Rotert und Sailer in ihren Lodenjoppen saßen schon am Tisch, den Rotwein vor sich und die Skatkarten zurechtgelegt.

»Dann wären wir ja zu dritt«, sagte Rotert, mundfaul wie er war, anstelle einer Begrüßung. Aber Sailer, die weißhaarige Krämerseele, dem früher zwei Modegeschäfte in der Innenstadt gehört hatten, meinte sich wortreich über Korbachs Befinden auslassen zu müssen: Er sehe bleich aus heute und ein bisschen eingefallen. Korbach schniefte. Was musste dieser angefressene Simpel ihm das hinreiben? Wo man dem feisten rotwangigen Sailer selbst doch die Herzschwäche vom Gesicht ablesen konnte! Korbach ärgerte sich, gerade weil stimmte, was Sailer sagte. Am Morgen im Leuze hatte er das Becken verlassen, weil ihm die Luft knapp wurde, und was am Freitag der Arzt gesagt hatte, war nicht erbaulich. Doch das gab dem anderen nicht das Recht, an ihm herumzukritteln. Bei Sailer war es doch genauso lächerlich wie bei Rotert, dass sie immer noch in Reitkleidung daherkamen, obwohl man sie seit Jahren nicht mehr auf einem Pferd gesehen hatte. Korbach begnügte sich mit ledernen Besätzen an der Jacke.
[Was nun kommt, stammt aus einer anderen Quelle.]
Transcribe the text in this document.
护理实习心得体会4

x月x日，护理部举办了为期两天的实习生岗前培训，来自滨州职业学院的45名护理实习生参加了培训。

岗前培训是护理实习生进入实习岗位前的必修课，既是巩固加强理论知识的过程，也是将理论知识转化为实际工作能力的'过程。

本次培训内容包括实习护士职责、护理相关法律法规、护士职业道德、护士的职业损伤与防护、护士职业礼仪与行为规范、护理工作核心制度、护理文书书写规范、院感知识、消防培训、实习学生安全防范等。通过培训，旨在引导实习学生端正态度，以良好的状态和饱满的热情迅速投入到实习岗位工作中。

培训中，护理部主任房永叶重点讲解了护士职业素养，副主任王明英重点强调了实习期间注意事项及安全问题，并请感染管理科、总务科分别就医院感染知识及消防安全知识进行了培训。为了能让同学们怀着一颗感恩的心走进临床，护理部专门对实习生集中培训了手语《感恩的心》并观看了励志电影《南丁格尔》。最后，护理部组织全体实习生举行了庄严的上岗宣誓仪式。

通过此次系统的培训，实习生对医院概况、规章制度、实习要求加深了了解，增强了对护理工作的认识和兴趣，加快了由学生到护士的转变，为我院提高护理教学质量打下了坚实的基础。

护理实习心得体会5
Mürrisch signalisierte er der Bedienung mit der Hand, dass er das Übliche wolle: einen Heilbronner Roten. Die Schnapserei fing erst später am Abend an. Dann glitt er neben den beiden auf einen Stuhl und griff nach den Karten. »Wer gibt?«

Das war einer ihrer typischen Nachmittage. Vor zehn Jahren hatte Korbach seine Reitbeteiligung am Wallach Severin vom Reitclub Kräherwald hierher verlegen müssen, weil den anderen Partnern der Pensionspreis droben zu teuer geworden war; gegen Korbachs Willen, aber was hat schon einer zu sagen, der nur noch selten und dann auch nicht mit der besten Haltung aufsteigt, er musste ja froh sein, dass Penzold und die Haller ihn damals als Partner dabei behalten hatten. Nach dem Verkauf des Pferdes hatte er sich nicht mehr beteiligt und auch bald aufgehört, in Breeches und Stiefeln zu erscheinen.

Das Spiel lief nicht gut, Korbach verlor zwei Contra mit Musik, und die Rämsche liefen gegen ihn. Immer wenn er nicht dran war, schaute er um sich und fragte sich zum ersten Mal seit zehn Jahren, warum er eigentlich dieses elende Gehäuse zu seinem Stammlokal gemacht hatte, das keine Wirtsstube war und keine Zuschauertribüne, und wie die meisten dieser Clublokale mit einer erbärmlichen pseudo-rustikalen Ausstattung und geschmacklosem Nippes an der Rückwand. Das Holzgeländer am erhöhten Teil sollte aussehen wie vom Tegernsee, doch es war aus Kunststoff nachgemacht. Das Muster der Tischdecken sollte Volkskunst aus den Karpaten imitieren. Und der Wirt, ein Grieche, servierte den Trollinger in Römergläsern mit grünem Fuß …

»He, Korbach, Sie sind dran!«

Korbach warf übereilt die Pik-Dame, die Rotert prompt abfing, um ihm dann den Zehner zu ziehen. Es lief nicht gut.

Drei Trollinger weiter war er so weit unten, obwohl sie nur um Zehntel spielten, dass er den beiden anderen mehr als die Zeche bezahlen musste, und hörte auf. In der Halle waren inzwischen die ambitionierteren Dressurreiter zugange. Korbach gesellte sich zu einer Gruppe von Zuschauern vor der großen Scheibe, hatte aber bald ihre aufschneiderischen Kommentare und abgedroschenen Witzchen satt. Er setzte sich in die Nähe des Tresens an einen nackten gescheuerten Ahorntisch und bestellte Zwiebelrostbraten.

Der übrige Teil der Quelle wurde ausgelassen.